I shudder every time I find myself in a colonial-themed bar because I know that the pleasure of sipping an Old Fashioned out of an antique glass would never have been extended to someone like me.

And as Katie J. M Baker argues in a 2012 article in Jezebel, chivalry — the religion of gentlemen everywhere — evolved to counter the barbarism of the Middle Ages by asking men to limit their violence to their role as protectors.

A September 2016 study by the Journal of Personality and Social Psychology found that benevolent sexism, an attitude that champions female ambition, as long as it preserves the ideals of traditional femininity, was seriously eroding workplace equality.

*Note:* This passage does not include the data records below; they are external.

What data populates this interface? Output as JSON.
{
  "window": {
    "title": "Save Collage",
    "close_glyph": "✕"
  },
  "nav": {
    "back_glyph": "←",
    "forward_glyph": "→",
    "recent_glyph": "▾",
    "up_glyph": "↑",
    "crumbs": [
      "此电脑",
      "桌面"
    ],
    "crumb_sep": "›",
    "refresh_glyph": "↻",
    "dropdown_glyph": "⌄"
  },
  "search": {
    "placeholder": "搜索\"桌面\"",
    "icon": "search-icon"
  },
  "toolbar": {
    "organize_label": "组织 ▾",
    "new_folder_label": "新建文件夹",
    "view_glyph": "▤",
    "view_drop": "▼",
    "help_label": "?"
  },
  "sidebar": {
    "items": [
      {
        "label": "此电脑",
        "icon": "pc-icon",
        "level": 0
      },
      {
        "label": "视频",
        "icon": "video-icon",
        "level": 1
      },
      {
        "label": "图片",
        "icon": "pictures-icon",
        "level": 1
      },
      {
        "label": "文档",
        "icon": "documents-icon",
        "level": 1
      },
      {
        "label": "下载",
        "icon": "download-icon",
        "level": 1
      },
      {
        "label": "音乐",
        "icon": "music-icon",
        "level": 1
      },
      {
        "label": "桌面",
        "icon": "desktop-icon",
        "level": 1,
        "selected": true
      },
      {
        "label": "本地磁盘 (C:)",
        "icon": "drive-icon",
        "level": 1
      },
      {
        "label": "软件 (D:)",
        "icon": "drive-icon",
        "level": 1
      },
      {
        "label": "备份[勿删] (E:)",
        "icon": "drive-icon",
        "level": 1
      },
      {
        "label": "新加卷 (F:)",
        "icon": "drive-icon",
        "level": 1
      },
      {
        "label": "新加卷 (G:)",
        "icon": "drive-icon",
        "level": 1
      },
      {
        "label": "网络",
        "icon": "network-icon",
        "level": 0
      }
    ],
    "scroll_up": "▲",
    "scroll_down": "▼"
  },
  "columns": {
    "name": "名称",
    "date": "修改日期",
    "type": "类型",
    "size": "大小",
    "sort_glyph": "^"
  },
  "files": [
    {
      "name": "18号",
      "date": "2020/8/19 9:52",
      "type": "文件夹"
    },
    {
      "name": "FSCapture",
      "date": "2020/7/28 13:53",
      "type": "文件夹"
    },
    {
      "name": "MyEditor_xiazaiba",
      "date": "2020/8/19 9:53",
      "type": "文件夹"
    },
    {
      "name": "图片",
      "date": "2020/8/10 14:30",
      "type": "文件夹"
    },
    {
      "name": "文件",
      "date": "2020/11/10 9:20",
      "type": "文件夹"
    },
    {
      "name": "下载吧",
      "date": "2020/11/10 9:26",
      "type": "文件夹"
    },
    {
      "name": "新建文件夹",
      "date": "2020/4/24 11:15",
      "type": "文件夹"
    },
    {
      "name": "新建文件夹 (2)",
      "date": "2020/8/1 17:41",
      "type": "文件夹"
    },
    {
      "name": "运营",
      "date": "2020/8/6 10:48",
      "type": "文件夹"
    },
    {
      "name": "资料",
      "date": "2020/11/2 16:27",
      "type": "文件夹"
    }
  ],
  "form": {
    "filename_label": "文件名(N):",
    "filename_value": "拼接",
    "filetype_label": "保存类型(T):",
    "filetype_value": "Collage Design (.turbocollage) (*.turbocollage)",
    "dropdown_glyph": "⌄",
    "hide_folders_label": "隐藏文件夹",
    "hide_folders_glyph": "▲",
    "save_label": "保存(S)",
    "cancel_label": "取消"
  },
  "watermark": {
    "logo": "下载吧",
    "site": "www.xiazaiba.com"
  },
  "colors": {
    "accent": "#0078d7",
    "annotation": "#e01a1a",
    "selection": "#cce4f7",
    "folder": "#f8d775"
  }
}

And in the same month, a mens-only Sydney barbershop that specialises in Mad Men-era grooming came under fire for refusing to admit a transgender man. The trope of the dapper gentleman tells us that a great suit and good taste must be a sign of progressiveness. But anyone who recalls that Frank Sinatra once threw a champagne bottle at Ava Gardner will tell you, a sign of progressiveness can sometimes be a red flag.

In a November 2016 New York Times article, Manohal Durgis writes that La La Land has made musicals matter. “Afterward, I realised that this must have been what it was like to watch Fred Astaire and Ginger Rogers during the Great Depression,” she writes.

But maybe La La Land isn’t a fantasy for a world in which misogyny has gone mainstream. If you’ve fallen out of love with the trope of the dapper gentleman, it starts to look like a confirmation instead.